Homeassistant, InfluxDB 2.x and Grafana
I installed grafana the same way I installed InfluxDB (described in a post last year) via the ArchLinux package and activated the systemd service.
On first connection with default settings (browse to http://ip-address:3000
) the login is admin/admin, but the password has to be changed on first login.
First the database connection.
I of course want to use the InfluxDB but I chose "Flux" as query system.
The only things in the dialog that needs to be filled in are the url: http://localhost:8086
and the InfluxDB Details.
To fill this we need the org, the bucket and a token. For this I used the influx-cli:
# get the orgs influx orgs list # get the buckets influx bucket list # create a readonly token for grafana influx auth create --org hass --read-bucket 62302b4f139a4971 --description grafana-ro
Next is creating a dashboard with visualizations. The flux language is a bit strange and quite different from InfluxQL.
So we want to explore what data we have by activating the table view and for example list the possible measurements:
import "influxdata/influxdb/schema" schema.measurements(bucket: "home_assistant")
A lot of sensors are stored by their meassurements, i.e. "°C", "%", others by their name, i.e. "binary_sensor.madflex_de" (uptime monitor), "weather.forecast_home" or "zone.home". For more exploration see here: https://docs.influxdata.com/influxdb/cloud/query-data/flux/explore-schema/.
I deployed a second sensor in the kitchen that uses ESPHome, see previous blog post, and now I want to see how different they are. I assume a bit of difference because of the location but otherwise a similar curve. The code to see the temperature of sensors filtered by enitity_id and exactly the two sensors in the kitchen selected:
from(bucket: "home_assistant") |> range(start: v.timeRangeStart, stop: v.timeRangeStop) |> filter(fn: (r) => r["_measurement"] == "°C") |> filter(fn: (r) => r._field == "value") |> filter(fn: (r) => (r.entity_id == "zero6_temperature" or r.entity_id == "bme280_temperature_2")) |> keep(columns: ["_time","entity_id", "_field","_value"])
Another example is a graph for upload/download speed of the speedtest integration:
from(bucket: "home_assistant") |> range(start: v.timeRangeStart, stop: v.timeRangeStop) |> filter(fn: (r) => r["_measurement"] == "Mbit/s") |> filter(fn: (r) => r._field == "value") // add windowing |> window(every: 1d) |> mean() // duplicate _time so we can plot again |> duplicate(column: "_stop", as: "_time") |> keep(columns: ["_time","entity_id", "_field", "_value"])

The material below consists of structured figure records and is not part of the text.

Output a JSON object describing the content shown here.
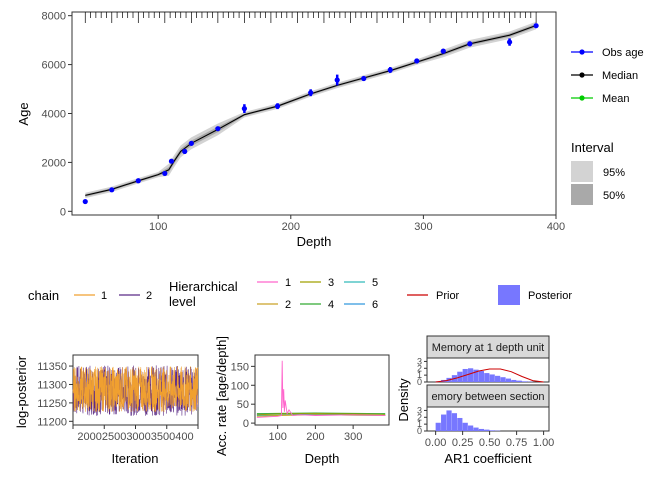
{
  "chart_data": [
    {
      "type": "line",
      "xlabel": "Depth",
      "ylabel": "Age",
      "xlim": [
        35,
        400
      ],
      "ylim": [
        -150,
        8150
      ],
      "xticks": [
        100,
        200,
        300,
        400
      ],
      "yticks": [
        0,
        2000,
        4000,
        6000,
        8000
      ],
      "series": [
        {
          "name": "Obs age",
          "color": "#0000ff",
          "kind": "points_with_errorbars",
          "x": [
            45,
            65,
            85,
            105,
            110,
            120,
            125,
            145,
            165,
            190,
            215,
            235,
            255,
            275,
            295,
            315,
            335,
            365,
            385
          ],
          "y": [
            400,
            880,
            1250,
            1550,
            2050,
            2450,
            2780,
            3380,
            4200,
            4300,
            4850,
            5370,
            5430,
            5780,
            6150,
            6550,
            6850,
            6920,
            7590
          ],
          "err": [
            30,
            40,
            40,
            60,
            70,
            100,
            80,
            70,
            180,
            120,
            140,
            220,
            80,
            120,
            100,
            80,
            100,
            150,
            60
          ]
        },
        {
          "name": "Median",
          "color": "#000000",
          "kind": "line",
          "x": [
            45,
            65,
            85,
            100,
            108,
            112,
            117,
            125,
            145,
            165,
            190,
            215,
            235,
            255,
            275,
            295,
            315,
            335,
            365,
            385
          ],
          "y": [
            650,
            900,
            1250,
            1500,
            1700,
            2050,
            2450,
            2780,
            3350,
            3950,
            4300,
            4800,
            5150,
            5450,
            5750,
            6100,
            6450,
            6850,
            7200,
            7600
          ]
        },
        {
          "name": "Mean",
          "color": "#00cc00",
          "kind": "line"
        }
      ],
      "interval_legend": {
        "title": "Interval",
        "items": [
          "95%",
          "50%"
        ]
      },
      "rug": "depth markers along top"
    },
    {
      "type": "line",
      "xlabel": "Iteration",
      "ylabel": "log-posterior",
      "xlim": [
        2000,
        4000
      ],
      "ylim": [
        11190,
        11380
      ],
      "xticks": [
        2000,
        2500,
        3000,
        3500,
        4000
      ],
      "xtick_label_text": "2000250030003500400",
      "yticks": [
        11200,
        11250,
        11300,
        11350
      ],
      "series": [
        {
          "name": "1",
          "color": "#f0a030",
          "note": "trace ~11230-11350"
        },
        {
          "name": "2",
          "color": "#5b2a86",
          "note": "trace ~11220-11350"
        }
      ]
    },
    {
      "type": "line",
      "xlabel": "Depth",
      "ylabel": "Acc. rate [age/depth]",
      "xlim": [
        40,
        395
      ],
      "ylim": [
        -5,
        180
      ],
      "xticks": [
        100,
        200,
        300
      ],
      "yticks": [
        0,
        50,
        100,
        150
      ],
      "series": [
        {
          "name": "1",
          "color": "#ff66cc",
          "x": [
            45,
            100,
            110,
            112,
            114,
            116,
            118,
            120,
            125,
            130,
            140,
            160,
            200,
            250,
            300,
            385
          ],
          "y": [
            15,
            18,
            20,
            165,
            40,
            90,
            30,
            60,
            25,
            35,
            20,
            22,
            20,
            21,
            22,
            20
          ]
        },
        {
          "name": "2",
          "color": "#c9a227",
          "x": [
            45,
            100,
            200,
            300,
            385
          ],
          "y": [
            18,
            20,
            22,
            21,
            20
          ]
        },
        {
          "name": "3",
          "color": "#a0a000",
          "x": [
            45,
            100,
            200,
            300,
            385
          ],
          "y": [
            22,
            24,
            25,
            24,
            23
          ]
        },
        {
          "name": "4",
          "color": "#33aa33",
          "x": [
            45,
            100,
            200,
            300,
            385
          ],
          "y": [
            25,
            26,
            27,
            26,
            25
          ]
        },
        {
          "name": "5",
          "color": "#33bbbb",
          "x": [
            45,
            100,
            200,
            300,
            385
          ],
          "y": [
            20,
            21,
            22,
            21,
            20
          ]
        },
        {
          "name": "6",
          "color": "#3399dd",
          "x": [
            45,
            100,
            200,
            300,
            385
          ],
          "y": [
            23,
            24,
            23,
            24,
            23
          ]
        }
      ]
    },
    {
      "type": "bar",
      "ylabel": "Density",
      "xlabel": "AR1 coefficient",
      "xlim": [
        -0.08,
        1.05
      ],
      "xticks": [
        0.0,
        0.25,
        0.5,
        0.75,
        1.0
      ],
      "xtick_labels": [
        "0.00",
        "0.25",
        "0.50",
        "0.75",
        "1.00"
      ],
      "panels": [
        {
          "strip": "Memory at 1 depth unit",
          "yticks": [
            0,
            1,
            2,
            3
          ],
          "ylim": [
            0,
            3.5
          ],
          "bins": [
            0.0,
            0.05,
            0.1,
            0.15,
            0.2,
            0.25,
            0.3,
            0.35,
            0.4,
            0.45,
            0.5,
            0.55,
            0.6,
            0.65,
            0.7,
            0.75,
            0.8,
            0.85,
            0.9,
            0.95
          ],
          "values": [
            0.1,
            0.3,
            0.6,
            1.0,
            1.5,
            1.9,
            2.0,
            1.8,
            1.6,
            1.3,
            1.1,
            0.9,
            0.7,
            0.5,
            0.3,
            0.2,
            0.1,
            0.05,
            0.0,
            0.0
          ],
          "prior_x": [
            0.0,
            0.1,
            0.2,
            0.3,
            0.4,
            0.5,
            0.6,
            0.7,
            0.8,
            0.9,
            1.0
          ],
          "prior_y": [
            0.0,
            0.2,
            0.6,
            1.1,
            1.6,
            1.9,
            1.9,
            1.5,
            0.8,
            0.2,
            0.0
          ]
        },
        {
          "strip": "emory between section",
          "yticks": [
            0,
            1,
            2,
            3
          ],
          "ylim": [
            0,
            3.5
          ],
          "bins": [
            0.0,
            0.05,
            0.1,
            0.15,
            0.2,
            0.25,
            0.3,
            0.35,
            0.4,
            0.45,
            0.5,
            0.55,
            0.6,
            0.65,
            0.7,
            0.75,
            0.8,
            0.85,
            0.9,
            0.95
          ],
          "values": [
            1.2,
            2.4,
            3.0,
            2.6,
            1.9,
            1.2,
            0.8,
            0.5,
            0.3,
            0.2,
            0.1,
            0.05,
            0.0,
            0.0,
            0.0,
            0.0,
            0.0,
            0.0,
            0.0,
            0.0
          ]
        }
      ]
    }
  ],
  "legend_chain": {
    "title": "chain",
    "items": [
      {
        "name": "1",
        "color": "#f0a030"
      },
      {
        "name": "2",
        "color": "#5b2a86"
      }
    ]
  },
  "legend_hier": {
    "title_line1": "Hierarchical",
    "title_line2": "level",
    "items": [
      {
        "name": "1",
        "color": "#ff66cc"
      },
      {
        "name": "2",
        "color": "#c9a227"
      },
      {
        "name": "3",
        "color": "#a0a000"
      },
      {
        "name": "4",
        "color": "#33aa33"
      },
      {
        "name": "5",
        "color": "#33bbbb"
      },
      {
        "name": "6",
        "color": "#3399dd"
      }
    ]
  },
  "legend_prior": {
    "name": "Prior",
    "color": "#cc0000"
  },
  "legend_posterior": {
    "name": "Posterior",
    "color": "#7777ff"
  }
}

The plot shows all speedtest data I have currently, with mean() value per day to remove the jitter in the very long timeframe.
And a third one, the status of a binary sensor -- choosing one that actually changes: binary_sensor.home_assistant_versions_update_available
:
from(bucket: "home_assistant") |> range(start: v.timeRangeStart, stop: v.timeRangeStop) |> filter(fn: (r) => r["_measurement"] == "binary_sensor.home_assistant_versions_update_available") |> filter(fn: (r) => r._field == "value") |> keep(columns: ["_time","entity_id", "_field","_value"])
A timeseries plot didn't work here, but a barplot does:
The value update_available seems to be pushed irregular, so this plot is probably not very helpful.
Overall Grafana is a cool addon to InfluxDB. The "new" InfluxDB query language Flux is very much noch SQL and I don't really like it. Probably because of my 25+ years of SQL experience.